First and foremost, players want online poker sites to be accountable. If I go into Tesco to buy milk and get charged for a trolley load of things I didn’t buy, I know that if all else fails I can go to Tesco PLC to complain. If I buy a television from Amazon.com and it’s never delivered, I know that if I can’t work things out with their support team or my bank, I can complain to Amazon EU SARL. If my case is really serious and I’ve exhausted every other avenue, I can even sue one of these companies.
But with online poker companies, that’s not always the case. It’s not necessarily clear which of the many companies you’re actually doing business with, what country that company is based in, and what they are responsible for. Players can feel powerless if they have a trivial support problem, let alone if they have a serious dispute over a significant amount of money. Starting with the poker site’s regulator (if they have one) is a good beginning – but what if you don’t know how to contact that regulator – or what if you don’t speak the language of the country where they are based?

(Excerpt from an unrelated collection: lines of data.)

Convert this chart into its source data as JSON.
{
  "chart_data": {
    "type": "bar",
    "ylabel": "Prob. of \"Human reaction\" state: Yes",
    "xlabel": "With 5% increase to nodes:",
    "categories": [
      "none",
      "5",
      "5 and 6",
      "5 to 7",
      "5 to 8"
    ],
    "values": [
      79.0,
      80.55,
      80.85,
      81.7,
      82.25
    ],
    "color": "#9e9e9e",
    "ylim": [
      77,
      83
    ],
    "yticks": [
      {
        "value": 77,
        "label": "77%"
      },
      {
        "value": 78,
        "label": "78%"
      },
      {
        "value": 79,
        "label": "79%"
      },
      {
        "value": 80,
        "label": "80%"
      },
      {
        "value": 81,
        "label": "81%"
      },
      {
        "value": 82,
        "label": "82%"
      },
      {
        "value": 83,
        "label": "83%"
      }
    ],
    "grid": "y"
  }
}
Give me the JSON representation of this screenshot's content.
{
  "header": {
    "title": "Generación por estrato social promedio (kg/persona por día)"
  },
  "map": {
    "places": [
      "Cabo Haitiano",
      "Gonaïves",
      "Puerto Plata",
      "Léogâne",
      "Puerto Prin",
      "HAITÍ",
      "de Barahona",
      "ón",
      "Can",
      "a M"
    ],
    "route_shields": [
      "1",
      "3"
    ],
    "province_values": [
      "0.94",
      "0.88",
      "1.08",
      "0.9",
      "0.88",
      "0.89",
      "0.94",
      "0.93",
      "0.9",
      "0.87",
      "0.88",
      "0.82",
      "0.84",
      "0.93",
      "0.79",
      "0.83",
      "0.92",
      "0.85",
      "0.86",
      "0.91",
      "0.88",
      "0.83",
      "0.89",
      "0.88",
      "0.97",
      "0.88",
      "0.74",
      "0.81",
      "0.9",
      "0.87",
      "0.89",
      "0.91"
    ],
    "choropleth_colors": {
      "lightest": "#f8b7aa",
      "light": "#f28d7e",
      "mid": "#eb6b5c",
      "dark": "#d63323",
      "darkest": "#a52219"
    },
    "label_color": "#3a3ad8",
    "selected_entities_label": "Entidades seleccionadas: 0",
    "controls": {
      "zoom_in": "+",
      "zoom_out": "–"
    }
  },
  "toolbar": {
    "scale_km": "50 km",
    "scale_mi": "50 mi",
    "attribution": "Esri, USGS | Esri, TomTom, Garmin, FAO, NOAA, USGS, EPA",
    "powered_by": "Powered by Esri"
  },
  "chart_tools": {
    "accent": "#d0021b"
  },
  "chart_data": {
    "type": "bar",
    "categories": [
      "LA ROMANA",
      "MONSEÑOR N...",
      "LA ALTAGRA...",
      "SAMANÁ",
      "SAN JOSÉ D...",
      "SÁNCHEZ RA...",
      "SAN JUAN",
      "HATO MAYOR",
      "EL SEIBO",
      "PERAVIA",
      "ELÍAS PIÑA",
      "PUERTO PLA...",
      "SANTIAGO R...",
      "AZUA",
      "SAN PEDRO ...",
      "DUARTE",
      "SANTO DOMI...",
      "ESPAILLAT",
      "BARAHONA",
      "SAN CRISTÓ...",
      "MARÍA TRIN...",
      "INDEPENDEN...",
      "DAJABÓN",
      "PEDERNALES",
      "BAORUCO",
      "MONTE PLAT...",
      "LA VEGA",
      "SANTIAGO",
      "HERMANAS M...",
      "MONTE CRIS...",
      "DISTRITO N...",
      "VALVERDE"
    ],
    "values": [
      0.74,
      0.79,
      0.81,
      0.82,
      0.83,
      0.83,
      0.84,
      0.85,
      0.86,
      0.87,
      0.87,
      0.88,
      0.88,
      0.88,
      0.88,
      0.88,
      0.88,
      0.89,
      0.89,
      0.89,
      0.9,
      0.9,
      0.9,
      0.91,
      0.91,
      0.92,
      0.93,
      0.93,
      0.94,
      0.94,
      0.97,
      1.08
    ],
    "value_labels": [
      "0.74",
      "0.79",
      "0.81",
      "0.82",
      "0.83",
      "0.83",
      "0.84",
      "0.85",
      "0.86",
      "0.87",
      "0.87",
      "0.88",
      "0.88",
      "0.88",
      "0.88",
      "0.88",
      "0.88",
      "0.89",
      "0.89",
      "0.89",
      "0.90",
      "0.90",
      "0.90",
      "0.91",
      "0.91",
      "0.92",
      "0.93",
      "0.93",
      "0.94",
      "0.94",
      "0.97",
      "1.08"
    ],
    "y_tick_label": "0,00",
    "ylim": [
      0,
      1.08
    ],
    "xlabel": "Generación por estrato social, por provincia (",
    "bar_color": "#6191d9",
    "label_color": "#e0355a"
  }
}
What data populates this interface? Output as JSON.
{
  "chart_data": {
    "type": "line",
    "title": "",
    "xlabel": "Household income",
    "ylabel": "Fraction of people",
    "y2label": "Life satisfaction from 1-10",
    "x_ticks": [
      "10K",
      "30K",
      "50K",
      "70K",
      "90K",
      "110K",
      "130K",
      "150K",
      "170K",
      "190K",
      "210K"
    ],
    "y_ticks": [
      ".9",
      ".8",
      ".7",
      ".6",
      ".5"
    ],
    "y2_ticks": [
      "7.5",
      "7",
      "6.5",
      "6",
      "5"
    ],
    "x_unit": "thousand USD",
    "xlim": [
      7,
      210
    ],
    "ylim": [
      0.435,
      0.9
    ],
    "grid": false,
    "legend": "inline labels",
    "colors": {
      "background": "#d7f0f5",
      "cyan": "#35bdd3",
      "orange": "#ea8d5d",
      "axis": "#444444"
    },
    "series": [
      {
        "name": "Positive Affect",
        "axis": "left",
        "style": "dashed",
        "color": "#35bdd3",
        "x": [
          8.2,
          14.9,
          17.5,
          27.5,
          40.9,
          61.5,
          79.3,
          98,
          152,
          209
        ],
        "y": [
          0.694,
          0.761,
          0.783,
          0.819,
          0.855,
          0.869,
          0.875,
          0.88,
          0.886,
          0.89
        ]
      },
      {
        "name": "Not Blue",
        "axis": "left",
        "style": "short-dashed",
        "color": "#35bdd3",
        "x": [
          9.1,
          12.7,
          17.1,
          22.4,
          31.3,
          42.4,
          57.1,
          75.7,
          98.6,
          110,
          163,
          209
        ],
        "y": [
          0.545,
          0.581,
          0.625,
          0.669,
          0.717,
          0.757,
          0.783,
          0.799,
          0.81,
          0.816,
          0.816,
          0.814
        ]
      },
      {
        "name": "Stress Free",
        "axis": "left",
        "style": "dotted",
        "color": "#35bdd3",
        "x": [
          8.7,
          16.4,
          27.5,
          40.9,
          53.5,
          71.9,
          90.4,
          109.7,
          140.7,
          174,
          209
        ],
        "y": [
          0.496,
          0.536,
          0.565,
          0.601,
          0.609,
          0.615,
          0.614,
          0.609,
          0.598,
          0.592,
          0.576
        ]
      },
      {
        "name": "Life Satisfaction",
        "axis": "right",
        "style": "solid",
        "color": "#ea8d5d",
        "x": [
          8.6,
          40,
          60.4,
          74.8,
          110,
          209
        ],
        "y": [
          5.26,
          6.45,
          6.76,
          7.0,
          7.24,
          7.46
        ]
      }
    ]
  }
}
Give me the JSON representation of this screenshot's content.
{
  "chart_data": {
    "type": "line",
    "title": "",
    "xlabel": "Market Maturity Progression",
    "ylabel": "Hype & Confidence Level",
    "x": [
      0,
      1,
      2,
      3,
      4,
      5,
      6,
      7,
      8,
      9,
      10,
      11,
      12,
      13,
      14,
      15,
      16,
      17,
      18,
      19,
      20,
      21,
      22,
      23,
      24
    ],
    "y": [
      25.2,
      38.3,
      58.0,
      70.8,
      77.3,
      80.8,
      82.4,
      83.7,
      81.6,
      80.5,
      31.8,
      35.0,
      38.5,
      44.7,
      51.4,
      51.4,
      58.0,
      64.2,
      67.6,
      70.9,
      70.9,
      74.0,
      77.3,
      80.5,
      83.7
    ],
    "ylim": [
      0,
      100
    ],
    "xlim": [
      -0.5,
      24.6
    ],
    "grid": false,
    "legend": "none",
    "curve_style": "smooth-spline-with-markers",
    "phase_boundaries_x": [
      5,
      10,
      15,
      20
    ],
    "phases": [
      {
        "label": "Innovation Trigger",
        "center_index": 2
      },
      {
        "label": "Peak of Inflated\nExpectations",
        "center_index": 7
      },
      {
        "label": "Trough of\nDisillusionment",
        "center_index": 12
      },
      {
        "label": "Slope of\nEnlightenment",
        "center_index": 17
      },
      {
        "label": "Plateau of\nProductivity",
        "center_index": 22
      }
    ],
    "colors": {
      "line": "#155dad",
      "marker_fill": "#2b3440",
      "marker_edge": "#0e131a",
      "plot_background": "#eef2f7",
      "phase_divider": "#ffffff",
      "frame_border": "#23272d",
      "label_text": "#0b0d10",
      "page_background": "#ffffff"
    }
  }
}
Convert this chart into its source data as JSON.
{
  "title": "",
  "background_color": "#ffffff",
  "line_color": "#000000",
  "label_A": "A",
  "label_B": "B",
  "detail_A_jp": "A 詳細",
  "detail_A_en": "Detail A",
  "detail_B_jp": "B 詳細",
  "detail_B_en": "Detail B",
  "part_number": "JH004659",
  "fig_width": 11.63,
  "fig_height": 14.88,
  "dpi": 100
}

That feeling of powerlessness is extremely frustrating, and sites can do a lot to ease it by being transparent about who the player is dealing with and where they can go if they have a dispute.
But it’s not just powerlessness. When something goes wrong for an online poker company, often that company will shut down all communication for fear of saying the wrong thing. If the company does speak, it’s through lawyers or sponsored professionals – or the communication is written in such a guarded, corporate way as to sound more like a press release than something that really addresses the issues. Even in the best of times, online poker sites often communicate with their customers through anonymous media like internet forums or Twitter, using pseudonyms and not real names.
Pseudonyms, screen names and anonymity do not go hand in hand with transparency and accountability. Players want to deal with a real person – a public face of the company, and will forgive and even empathise a lot easier when they see a fallible human being is at the reigns. Somebody who knows what they are talking about, who has the power to solve any issues they might have, and who doesn’t patronise them with corporate bullshit. A sponsored pro isn’t enough here – it has to be somebody who has real power to change things, and who can get them done without going through endless layers of approval. Frankly, I’d rather have Jeremy Clarkson fronting my poker site than some anonymous, corporate, trying-to-please everyone shill – because love him or hate him, most people respect honesty and straightforwardness more than they do spin and buzzwords.
So why is this so rare? Public companies like bwin.Party and 888 should be making a big deal out of the fact that their financials are published for all to see and their board of directors are real people with real faces. Their employees have nothing to hide and should be proud to put their real face and name behind their product. But they’re not – and really the only person who has got this right in the past is Lee Jones when representing PokerStars and the Cake Poker Network. Jones was able to build a real rapport with players over the years, and despite the fact that the businesses he’s represented have had the occasional scandal, he is still highly regarded and his reputation is intact.
In the post-Black Friday era, all online poker operators are going to come under more scrutiny from players, governments, regulators and the media. Those who are able to do business in a transparent way, who hold themselves accountable for their actions, and who are able to provide a trustworthy public face should have a distinct advantage in this new, ever-more suspicious environment. Will your business be one of them?